How do I increase water pressure in cold water faucet?

Wendy Koltes
by Wendy Koltes

There was a water main break in our neighborhood. The city turned off the water for about 3 hours. When the water was turned back on, there was only a drip coming from the kitchen cold water faucet. The faucet works fine when turned to hot, and all other faucets in house are fine. Our house is 100+ years old. Maybe some sediment was knocked loose? What can we do?

  2 answers
  • Seth Seth on Jan 16, 2019

    Wendy,

    That is exactly what happened and is quite common in your situation. There are a couple of things you need to do. Remove the aerator for that faucet. Run the cold water to clear the line, rinse the screen in the aerator, and reinstall it. Make sure you do not have an issue with your washer or shower heads as well. if clearing the aerator does not solve the issue, the problem is sediment trapped in the faucet valve. You will need to disassemble it to clean it out.
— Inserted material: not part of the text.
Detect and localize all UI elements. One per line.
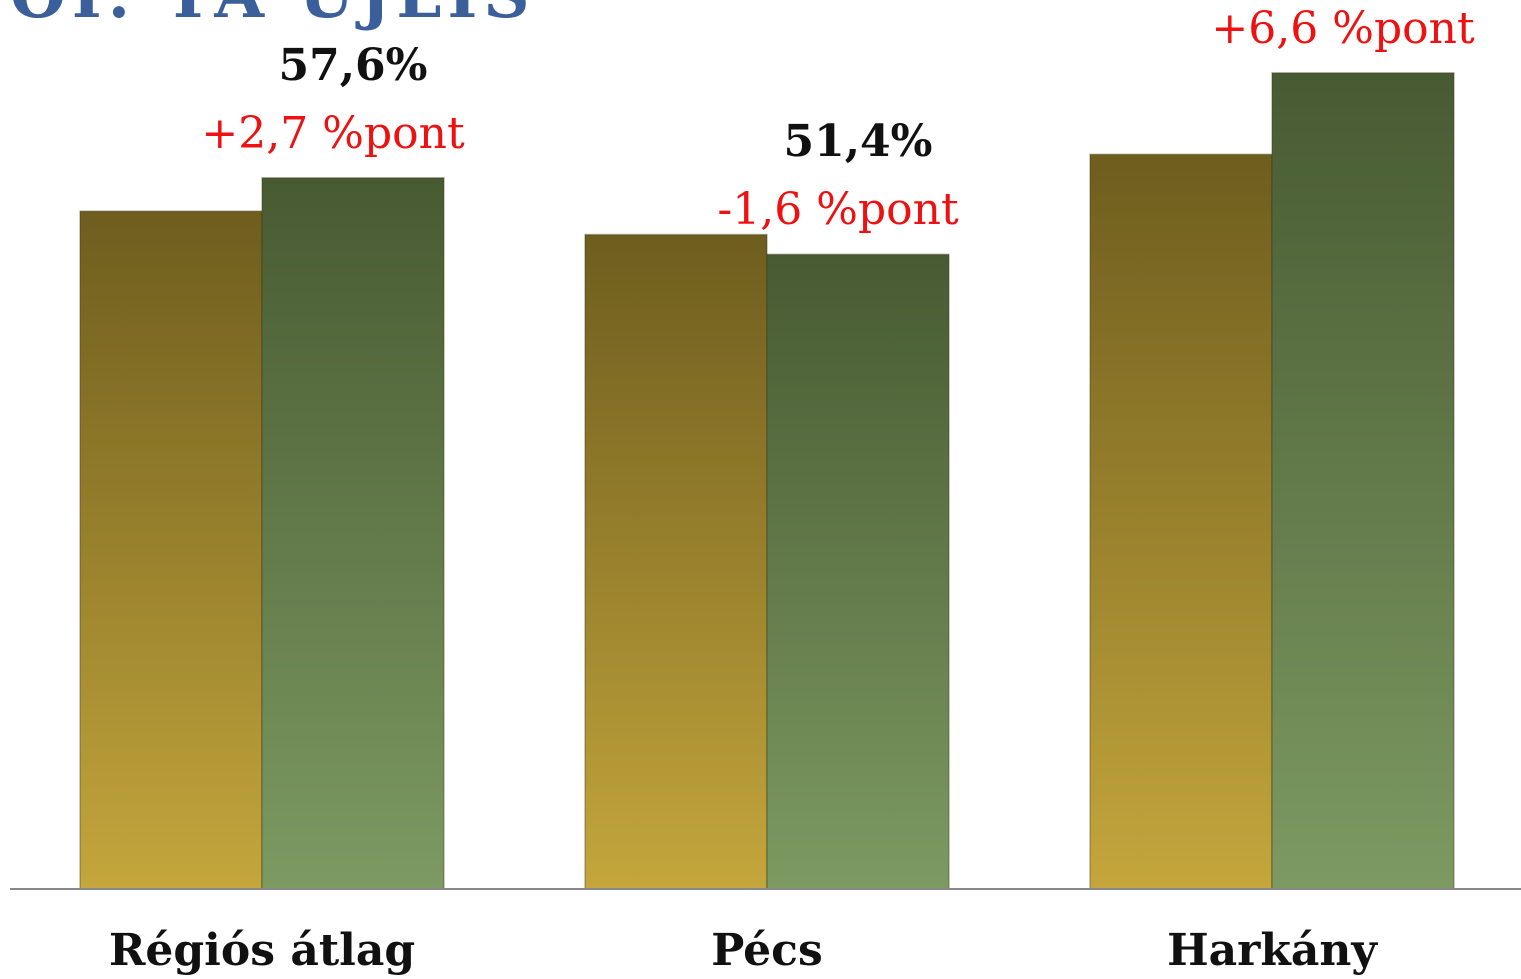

There are tutorials on youtube that will show you how to do this.

    • Wendy Koltes Wendy Koltes on Jan 16, 2019

      Thanks for the tip. The only thing is, the hot water flows just fine through the same faucet. Turn the handle to cold, nothing but a drip, so it's not the aerator (both temps share same faucet).

  • Seth Seth on Jan 16, 2019

    Got it. Then it's the valve that is blocked.